Y Combinator führt zum ersten Mal Interviews mit Krypto-Startups in New York durch

Der berühmte Startup-Beschleuniger Y Combinator wird zum ersten Mal Interviews in New York City veranstalten und sich dabei speziell auf Fintech- und Krypto-Startups konzentrieren, da er mehr Unternehmen in diesem Bereich unterstützen möchte.

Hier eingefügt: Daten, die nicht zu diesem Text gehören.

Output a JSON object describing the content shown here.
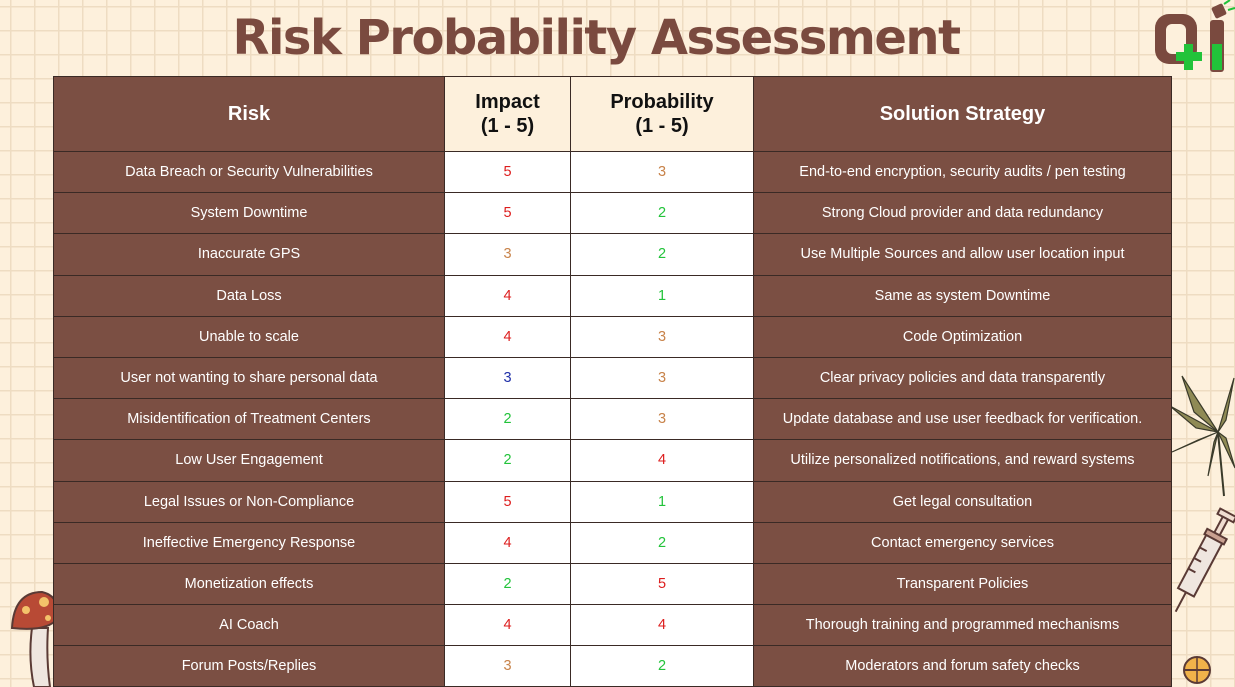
{
  "title": "Risk Probability Assessment",
  "headers": {
    "risk": "Risk",
    "impact": "Impact",
    "impact_scale": "(1 - 5)",
    "probability": "Probability",
    "probability_scale": "(1 - 5)",
    "strategy": "Solution Strategy"
  },
  "score_colors": {
    "1": "#22c33a",
    "2": "#22c33a",
    "3": "#c8834a",
    "3-blue": "#1f2fa8",
    "4": "#dd1d1d",
    "5": "#dd1d1d"
  },
  "rows": [
    {
      "risk": "Data Breach or Security Vulnerabilities",
      "impact": "5",
      "impact_color": "#dd1d1d",
      "probability": "3",
      "probability_color": "#c8834a",
      "strategy": "End-to-end encryption, security audits / pen testing"
    },
    {
      "risk": "System Downtime",
      "impact": "5",
      "impact_color": "#dd1d1d",
      "probability": "2",
      "probability_color": "#22c33a",
      "strategy": "Strong Cloud provider and data redundancy"
    },
    {
      "risk": "Inaccurate GPS",
      "impact": "3",
      "impact_color": "#c8834a",
      "probability": "2",
      "probability_color": "#22c33a",
      "strategy": "Use Multiple Sources and allow user location input"
    },
    {
      "risk": "Data Loss",
      "impact": "4",
      "impact_color": "#dd1d1d",
      "probability": "1",
      "probability_color": "#22c33a",
      "strategy": "Same as system Downtime"
    },
    {
      "risk": "Unable to scale",
      "impact": "4",
      "impact_color": "#dd1d1d",
      "probability": "3",
      "probability_color": "#c8834a",
      "strategy": "Code Optimization"
    },
    {
      "risk": "User not wanting to share personal data",
      "impact": "3",
      "impact_color": "#1f2fa8",
      "probability": "3",
      "probability_color": "#c8834a",
      "strategy": "Clear privacy policies and data transparently"
    },
    {
      "risk": "Misidentification of Treatment Centers",
      "impact": "2",
      "impact_color": "#22c33a",
      "probability": "3",
      "probability_color": "#c8834a",
      "strategy": "Update database and use user feedback for verification."
    },
    {
      "risk": "Low User Engagement",
      "impact": "2",
      "impact_color": "#22c33a",
      "probability": "4",
      "probability_color": "#dd1d1d",
      "strategy": "Utilize personalized notifications, and reward systems"
    },
    {
      "risk": "Legal Issues or Non-Compliance",
      "impact": "5",
      "impact_color": "#dd1d1d",
      "probability": "1",
      "probability_color": "#22c33a",
      "strategy": "Get legal consultation"
    },
    {
      "risk": "Ineffective Emergency Response",
      "impact": "4",
      "impact_color": "#dd1d1d",
      "probability": "2",
      "probability_color": "#22c33a",
      "strategy": "Contact emergency services"
    },
    {
      "risk": "Monetization effects",
      "impact": "2",
      "impact_color": "#22c33a",
      "probability": "5",
      "probability_color": "#dd1d1d",
      "strategy": "Transparent Policies"
    },
    {
      "risk": "AI Coach",
      "impact": "4",
      "impact_color": "#dd1d1d",
      "probability": "4",
      "probability_color": "#dd1d1d",
      "strategy": "Thorough training and programmed mechanisms"
    },
    {
      "risk": "Forum Posts/Replies",
      "impact": "3",
      "impact_color": "#c8834a",
      "probability": "2",
      "probability_color": "#22c33a",
      "strategy": "Moderators and forum safety checks"
    }
  ]
}
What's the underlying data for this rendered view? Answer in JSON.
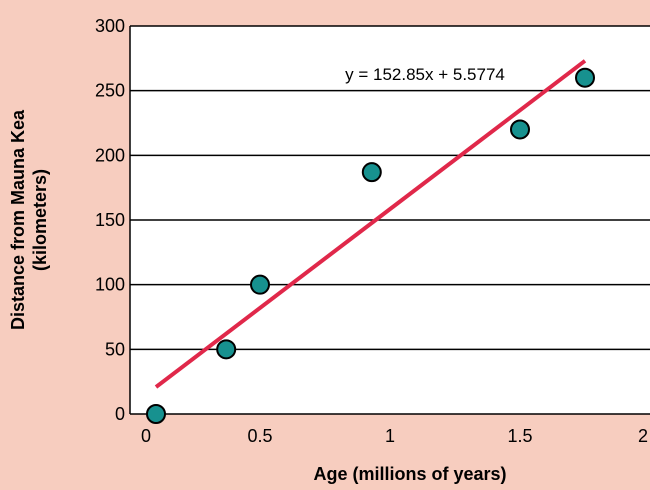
{
  "chart_data": {
    "type": "scatter",
    "title": "",
    "xlabel": "Age (millions of years)",
    "ylabel_line1": "Distance from Mauna Kea",
    "ylabel_line2": "(kilometers)",
    "xlim": [
      0,
      2
    ],
    "ylim": [
      0,
      300
    ],
    "xticks": [
      0,
      0.5,
      1,
      1.5,
      2
    ],
    "xtick_labels": [
      "0",
      "0.5",
      "1",
      "1.5",
      "2"
    ],
    "yticks": [
      0,
      50,
      100,
      150,
      200,
      250,
      300
    ],
    "ytick_labels": [
      "0",
      "50",
      "100",
      "150",
      "200",
      "250",
      "300"
    ],
    "grid": "horizontal",
    "points": [
      {
        "x": 0.1,
        "y": 0
      },
      {
        "x": 0.37,
        "y": 50
      },
      {
        "x": 0.5,
        "y": 100
      },
      {
        "x": 0.93,
        "y": 187
      },
      {
        "x": 1.5,
        "y": 220
      },
      {
        "x": 1.75,
        "y": 260
      }
    ],
    "trendline": {
      "slope": 152.85,
      "intercept": 5.5774,
      "x_start": 0.1,
      "x_end": 1.75,
      "equation": "y = 152.85x + 5.5774"
    },
    "colors": {
      "background": "#f7cdbf",
      "plot_area": "#ffffff",
      "point_fill": "#17918f",
      "point_stroke": "#000000",
      "trendline": "#e0284a",
      "grid": "#000000"
    }
  }
}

„Dies ist das erste Mal, dass YC seinen Interviewprozess für einen bestimmten Sektor auf diese Weise auf die Straße bringt, da sie Gründer dort treffen, wo sich wichtige Ökosysteme bilden“, sagte der Accelerator am Mittwoch.
Die Interviews würden persönlich am 21. Mai in New York stattfinden, sagte ein YC-Sprecher gegenüber The Block. Durch diesen Prozess ausgewählte Startups werden sich YCs Sommerpaket 2026 anschließen, das am 23. Juni in San Francisco beginnt, fügte der Sprecher hinzu und wies darauf hin, dass die Finanzierung und der Zugang zu YC-Partnern und -Ressourcen sofort beginnen.
Der Standardvertrag von YC für akzeptierte Startups ist eine Investition von 500.000 US-Dollar für einen Anteil von 7 %. Nachdem YC diese Option Anfang des Jahres eingeführt hat, besteht auch die Möglichkeit, eine Finanzierung über den USDC-Stablecoin von Circle zu erhalten.
Der Schritt nach New York erfolgt, da YC der Ansicht ist, dass sich die Stadt zu einem wichtigen Zentrum für Start-ups entwickelt, die sich mit Stablecoins, Tokenisierung, Handel, Agentenhandel und Kapitalmärkten befassen.
„Das gesamte Finanzwesen wird in der Kette laufen. Wir wollen die Gründer dabei unterstützen, dies Wirklichkeit werden zu lassen“, sagte Nemil Dalal, Gastpartner mit Fokus auf Krypto und ehemaliger Coinbase-Manager, Anfang dieser Woche auf X.
Dalal sagte, er gehe davon aus, dass kryptobezogene Startups im Laufe der Zeit einen größeren Teil der YC-Chargen ausmachen werden.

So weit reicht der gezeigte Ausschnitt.